Cocoa has an easy answer—you can marshal and unmarshal Foundation objects (like NSDictionary, NSArray…) to disk. And with being able to filter arrays containing dictionaries quite easily with keypath predicates, you have a rudimentary database. I was curious to see how far I would get this approach, and started by structuring the data correctly. All the full objects (tweets, DMs) are stored as separate JSON blobs, and I construct simple separate indexes for the metadata (e.g tweet IDs ordered by time for a given view).

This simple object marshaling actually worked quite well, but performance started to suck quite quickly. Disk access is really expensive on devices, and when you need to open and close a lot of files, it has massive overhead.

The third and final approach was a tried and true SQLite database over the FMDB bridge. I hadn’t written raw SQL in a while, it brought me back nice memories of my earlier web developer days. But a properly structured and indexed database on a device can work wonders. As Simmons says, you can examine the query plans and tweak the indexes until you don’t see any full scans for common operations any more. Not so with Core Data, that is basically a black box whom you can’t really examine and tweak.

One caveat is that FMDB’s docs are kind of lacking. But the source and headers are not that long and complicated, you can just look at those, or the rudimentary bundled example.

When you pull down in the Crème view to update your data, you’ll notice that it’s doing “housekeeping.” This means removing older read tweets from the indexes to keep the app fairly snappy. Crème stores a few hundred tweets per page.

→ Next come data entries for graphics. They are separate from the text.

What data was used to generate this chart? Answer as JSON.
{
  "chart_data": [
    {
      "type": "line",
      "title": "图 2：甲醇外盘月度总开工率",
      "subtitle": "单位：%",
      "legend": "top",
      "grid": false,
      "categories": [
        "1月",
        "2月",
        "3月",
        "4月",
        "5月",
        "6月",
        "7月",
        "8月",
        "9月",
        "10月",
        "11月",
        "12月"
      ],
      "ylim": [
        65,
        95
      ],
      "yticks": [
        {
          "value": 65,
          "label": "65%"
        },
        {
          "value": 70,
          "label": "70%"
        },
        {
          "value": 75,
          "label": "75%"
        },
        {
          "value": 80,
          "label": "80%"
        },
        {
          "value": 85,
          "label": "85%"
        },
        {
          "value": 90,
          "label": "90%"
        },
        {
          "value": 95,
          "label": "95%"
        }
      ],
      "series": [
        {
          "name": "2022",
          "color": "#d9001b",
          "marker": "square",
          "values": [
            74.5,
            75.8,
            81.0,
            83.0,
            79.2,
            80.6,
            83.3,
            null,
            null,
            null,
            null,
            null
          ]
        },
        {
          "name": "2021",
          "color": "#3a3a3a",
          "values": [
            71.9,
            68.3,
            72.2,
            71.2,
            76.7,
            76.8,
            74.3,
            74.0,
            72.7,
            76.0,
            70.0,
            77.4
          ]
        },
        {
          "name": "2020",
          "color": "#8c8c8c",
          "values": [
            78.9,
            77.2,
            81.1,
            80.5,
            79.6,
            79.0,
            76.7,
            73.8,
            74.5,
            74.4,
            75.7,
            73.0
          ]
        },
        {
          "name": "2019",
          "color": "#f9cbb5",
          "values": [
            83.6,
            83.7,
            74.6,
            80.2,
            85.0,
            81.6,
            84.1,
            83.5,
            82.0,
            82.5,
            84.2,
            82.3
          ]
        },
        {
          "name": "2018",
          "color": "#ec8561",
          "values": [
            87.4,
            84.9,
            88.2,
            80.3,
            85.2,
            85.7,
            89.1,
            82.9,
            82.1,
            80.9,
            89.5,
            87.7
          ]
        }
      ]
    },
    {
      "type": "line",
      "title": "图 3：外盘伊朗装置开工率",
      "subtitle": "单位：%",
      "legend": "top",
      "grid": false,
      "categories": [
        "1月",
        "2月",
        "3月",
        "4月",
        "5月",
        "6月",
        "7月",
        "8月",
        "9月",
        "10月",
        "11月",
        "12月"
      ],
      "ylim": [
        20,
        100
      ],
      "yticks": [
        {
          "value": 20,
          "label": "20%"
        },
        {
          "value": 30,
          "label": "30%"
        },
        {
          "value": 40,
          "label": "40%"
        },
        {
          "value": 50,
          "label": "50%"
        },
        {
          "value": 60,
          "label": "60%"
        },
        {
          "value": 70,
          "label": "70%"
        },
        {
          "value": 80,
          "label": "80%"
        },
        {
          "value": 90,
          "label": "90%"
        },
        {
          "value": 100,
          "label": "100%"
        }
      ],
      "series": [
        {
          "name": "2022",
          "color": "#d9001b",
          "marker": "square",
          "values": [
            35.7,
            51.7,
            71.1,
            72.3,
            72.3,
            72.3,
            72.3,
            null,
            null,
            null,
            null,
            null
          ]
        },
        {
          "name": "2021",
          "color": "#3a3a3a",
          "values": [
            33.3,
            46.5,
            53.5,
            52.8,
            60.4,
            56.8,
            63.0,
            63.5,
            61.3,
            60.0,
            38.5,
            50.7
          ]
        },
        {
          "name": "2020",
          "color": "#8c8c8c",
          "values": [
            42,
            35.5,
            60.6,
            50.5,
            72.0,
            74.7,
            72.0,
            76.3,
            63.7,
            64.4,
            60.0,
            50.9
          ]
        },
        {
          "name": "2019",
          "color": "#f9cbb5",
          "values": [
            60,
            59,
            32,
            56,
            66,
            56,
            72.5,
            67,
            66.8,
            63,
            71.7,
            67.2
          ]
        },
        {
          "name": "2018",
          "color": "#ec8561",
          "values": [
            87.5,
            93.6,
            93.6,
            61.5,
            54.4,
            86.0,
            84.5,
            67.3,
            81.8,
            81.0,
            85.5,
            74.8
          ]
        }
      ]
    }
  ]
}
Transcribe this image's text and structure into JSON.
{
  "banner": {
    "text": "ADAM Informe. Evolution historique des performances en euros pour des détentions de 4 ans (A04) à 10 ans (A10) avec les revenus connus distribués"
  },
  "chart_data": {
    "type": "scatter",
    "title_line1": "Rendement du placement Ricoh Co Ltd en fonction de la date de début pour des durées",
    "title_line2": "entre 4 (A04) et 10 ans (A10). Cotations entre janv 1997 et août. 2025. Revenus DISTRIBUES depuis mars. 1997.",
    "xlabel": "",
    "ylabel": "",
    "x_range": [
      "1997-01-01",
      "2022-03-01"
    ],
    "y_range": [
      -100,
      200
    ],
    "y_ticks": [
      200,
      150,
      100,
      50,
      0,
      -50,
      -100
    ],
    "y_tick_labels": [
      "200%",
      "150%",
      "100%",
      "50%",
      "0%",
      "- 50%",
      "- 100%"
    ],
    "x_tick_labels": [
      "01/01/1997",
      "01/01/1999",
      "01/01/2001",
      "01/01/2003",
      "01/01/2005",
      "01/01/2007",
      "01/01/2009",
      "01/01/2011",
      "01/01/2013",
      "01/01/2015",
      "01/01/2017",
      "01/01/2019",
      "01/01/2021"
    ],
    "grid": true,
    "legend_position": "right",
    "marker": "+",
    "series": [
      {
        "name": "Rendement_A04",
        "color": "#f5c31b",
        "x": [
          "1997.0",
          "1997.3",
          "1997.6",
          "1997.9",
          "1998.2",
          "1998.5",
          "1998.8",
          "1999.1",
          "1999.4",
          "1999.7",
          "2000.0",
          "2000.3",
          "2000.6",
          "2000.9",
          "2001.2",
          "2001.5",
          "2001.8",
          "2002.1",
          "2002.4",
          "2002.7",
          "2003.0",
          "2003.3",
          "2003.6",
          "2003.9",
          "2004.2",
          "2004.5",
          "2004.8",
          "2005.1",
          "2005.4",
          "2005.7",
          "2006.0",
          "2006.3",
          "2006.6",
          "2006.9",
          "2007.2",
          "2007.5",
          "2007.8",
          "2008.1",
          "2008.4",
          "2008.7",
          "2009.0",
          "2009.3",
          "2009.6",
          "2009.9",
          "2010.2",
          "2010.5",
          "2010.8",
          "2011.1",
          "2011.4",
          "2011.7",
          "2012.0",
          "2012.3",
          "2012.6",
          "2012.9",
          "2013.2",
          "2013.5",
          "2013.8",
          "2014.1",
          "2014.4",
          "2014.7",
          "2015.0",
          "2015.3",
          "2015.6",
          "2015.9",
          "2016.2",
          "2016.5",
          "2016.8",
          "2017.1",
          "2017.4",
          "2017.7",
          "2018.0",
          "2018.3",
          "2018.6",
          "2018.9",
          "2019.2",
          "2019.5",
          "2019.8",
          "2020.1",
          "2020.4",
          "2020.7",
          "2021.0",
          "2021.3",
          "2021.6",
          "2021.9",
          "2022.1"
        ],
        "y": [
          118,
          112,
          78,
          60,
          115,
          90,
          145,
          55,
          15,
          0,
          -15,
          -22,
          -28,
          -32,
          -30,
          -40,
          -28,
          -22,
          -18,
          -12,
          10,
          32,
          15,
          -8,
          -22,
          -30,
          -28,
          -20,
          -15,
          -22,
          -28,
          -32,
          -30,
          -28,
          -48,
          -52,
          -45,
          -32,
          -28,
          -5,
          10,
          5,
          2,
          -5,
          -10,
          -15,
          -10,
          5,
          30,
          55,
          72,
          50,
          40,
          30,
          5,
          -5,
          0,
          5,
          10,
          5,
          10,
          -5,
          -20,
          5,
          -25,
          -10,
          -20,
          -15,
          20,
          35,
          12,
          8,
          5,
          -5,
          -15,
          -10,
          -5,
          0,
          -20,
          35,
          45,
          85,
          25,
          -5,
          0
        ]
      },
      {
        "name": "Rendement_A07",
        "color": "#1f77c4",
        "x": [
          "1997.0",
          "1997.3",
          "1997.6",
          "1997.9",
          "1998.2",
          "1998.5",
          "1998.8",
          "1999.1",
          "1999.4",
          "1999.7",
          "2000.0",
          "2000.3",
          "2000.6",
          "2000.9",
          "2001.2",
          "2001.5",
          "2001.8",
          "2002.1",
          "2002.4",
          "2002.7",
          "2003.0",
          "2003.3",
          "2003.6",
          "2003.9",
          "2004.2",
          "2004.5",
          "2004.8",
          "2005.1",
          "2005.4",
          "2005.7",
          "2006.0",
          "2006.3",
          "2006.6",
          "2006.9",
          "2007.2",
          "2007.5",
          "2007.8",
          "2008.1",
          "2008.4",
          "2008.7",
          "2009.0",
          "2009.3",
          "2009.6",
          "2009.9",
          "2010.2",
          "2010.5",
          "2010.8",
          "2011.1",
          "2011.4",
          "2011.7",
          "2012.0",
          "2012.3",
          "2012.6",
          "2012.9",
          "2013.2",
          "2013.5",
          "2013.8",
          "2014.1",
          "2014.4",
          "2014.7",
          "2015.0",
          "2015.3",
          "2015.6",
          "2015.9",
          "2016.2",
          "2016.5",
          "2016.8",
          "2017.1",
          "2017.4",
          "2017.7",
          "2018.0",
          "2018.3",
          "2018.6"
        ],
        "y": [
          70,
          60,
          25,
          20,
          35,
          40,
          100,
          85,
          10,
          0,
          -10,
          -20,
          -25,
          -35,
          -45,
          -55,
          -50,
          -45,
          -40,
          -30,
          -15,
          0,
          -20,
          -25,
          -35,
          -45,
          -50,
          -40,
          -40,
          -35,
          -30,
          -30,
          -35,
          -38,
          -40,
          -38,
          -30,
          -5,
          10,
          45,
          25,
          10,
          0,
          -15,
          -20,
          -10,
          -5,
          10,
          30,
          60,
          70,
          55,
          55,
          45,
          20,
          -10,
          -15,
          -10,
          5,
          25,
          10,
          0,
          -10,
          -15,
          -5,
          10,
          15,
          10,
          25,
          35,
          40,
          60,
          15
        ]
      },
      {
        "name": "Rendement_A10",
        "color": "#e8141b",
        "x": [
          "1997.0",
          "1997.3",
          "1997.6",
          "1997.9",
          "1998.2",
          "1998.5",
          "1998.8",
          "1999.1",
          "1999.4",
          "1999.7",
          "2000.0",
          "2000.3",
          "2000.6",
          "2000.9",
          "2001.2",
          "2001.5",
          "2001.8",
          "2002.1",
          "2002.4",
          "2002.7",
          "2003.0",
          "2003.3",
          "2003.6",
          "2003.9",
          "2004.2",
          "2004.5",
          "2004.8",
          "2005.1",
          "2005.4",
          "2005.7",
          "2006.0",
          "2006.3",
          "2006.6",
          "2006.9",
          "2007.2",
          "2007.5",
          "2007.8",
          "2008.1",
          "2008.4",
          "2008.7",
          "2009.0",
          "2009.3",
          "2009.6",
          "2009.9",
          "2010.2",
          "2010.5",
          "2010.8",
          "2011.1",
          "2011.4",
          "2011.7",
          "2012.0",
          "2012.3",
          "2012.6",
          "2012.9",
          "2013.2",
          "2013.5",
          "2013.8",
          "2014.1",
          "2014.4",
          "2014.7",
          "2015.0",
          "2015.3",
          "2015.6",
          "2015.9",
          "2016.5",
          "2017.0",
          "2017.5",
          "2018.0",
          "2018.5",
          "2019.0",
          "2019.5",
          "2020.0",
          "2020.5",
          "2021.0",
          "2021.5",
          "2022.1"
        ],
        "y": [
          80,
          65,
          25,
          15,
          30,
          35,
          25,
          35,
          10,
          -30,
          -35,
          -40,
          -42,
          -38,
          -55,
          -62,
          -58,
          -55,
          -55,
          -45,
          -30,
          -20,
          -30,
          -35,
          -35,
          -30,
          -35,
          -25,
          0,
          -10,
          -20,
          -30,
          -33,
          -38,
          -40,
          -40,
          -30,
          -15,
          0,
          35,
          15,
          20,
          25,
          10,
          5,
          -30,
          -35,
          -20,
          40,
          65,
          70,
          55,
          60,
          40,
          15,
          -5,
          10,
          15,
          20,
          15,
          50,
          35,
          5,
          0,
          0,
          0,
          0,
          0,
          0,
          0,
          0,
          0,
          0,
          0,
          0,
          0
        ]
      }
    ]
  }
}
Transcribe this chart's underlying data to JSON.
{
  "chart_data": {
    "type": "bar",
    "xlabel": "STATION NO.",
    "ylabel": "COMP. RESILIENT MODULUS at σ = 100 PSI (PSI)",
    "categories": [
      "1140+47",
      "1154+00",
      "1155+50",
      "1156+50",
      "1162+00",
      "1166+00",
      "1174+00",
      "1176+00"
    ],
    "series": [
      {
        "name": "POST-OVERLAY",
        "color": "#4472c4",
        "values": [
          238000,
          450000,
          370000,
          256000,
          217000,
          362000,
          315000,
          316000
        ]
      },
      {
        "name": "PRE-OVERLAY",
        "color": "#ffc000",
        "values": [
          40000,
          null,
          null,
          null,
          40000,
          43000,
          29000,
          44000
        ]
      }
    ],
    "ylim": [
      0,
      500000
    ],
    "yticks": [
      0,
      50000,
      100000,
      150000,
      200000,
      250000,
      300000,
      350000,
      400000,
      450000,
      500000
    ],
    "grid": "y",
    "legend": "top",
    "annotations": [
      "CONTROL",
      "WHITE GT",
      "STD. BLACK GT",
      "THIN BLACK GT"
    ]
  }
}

So if you’ve added twenty pages to Crème, theoretically we’d be talking about 4,000 objects. This works fine.

Out of curiosity, I initially did not have the housekeeping code and let the database grow as much as it liked and wanted to see what impact it has on performance. It grew a bit above 20,000 objects. Everything still functioned fine, but some of the loading delays became too big for my liking, upwards of several seconds. So hence housekeeping.

One thing not to be under-appreciated is the developer experience and how easy it is to “get to the metal” and poke around in each of the data objects. With Core Data, you’re effectively working with a black box. You have neither visibility nor control into how it really works. Yes, you can debug the SQL, and you can poke around the constructed SQLite database, but you feel dirty and that you’re not supposed to be doing that, kind of like peeking at your older brother’s girlie magazines when he’s not looking.

Using Foundation objects marshaled to/from disk, while terrible from a runtime performance perspective, is delightful, when set up correctly. When you keep Finder open next to Simulator, you can see the data objects appearing/disappearing on disk in realtime. When you’re interested, you can launch any of them directly in a text editor and see if they were saved or loaded correctly. When there’s a bug, it’s easy to spot and trace.

SQLite is similar to that, but you’ll need a tool. The commandline tool works, but all that typing is a waste of time. I don’t know of any good free SQLite GUIs for the Mac, so I got Base from the Mac App Store and it worked great.

None of this helps when working on a device though. The best I can tell, there’s no way to easily poke around the device’s filesystem as a developer if you haven’t jailbroken anything, even just to explore your app’s guts. You just have to get it working on Simulator and hope for the best. I hope Apple is considering some kind of developer/debugging bridge to the device’s file system for this kind of storage debugging in the future versions of Xcode and iOS.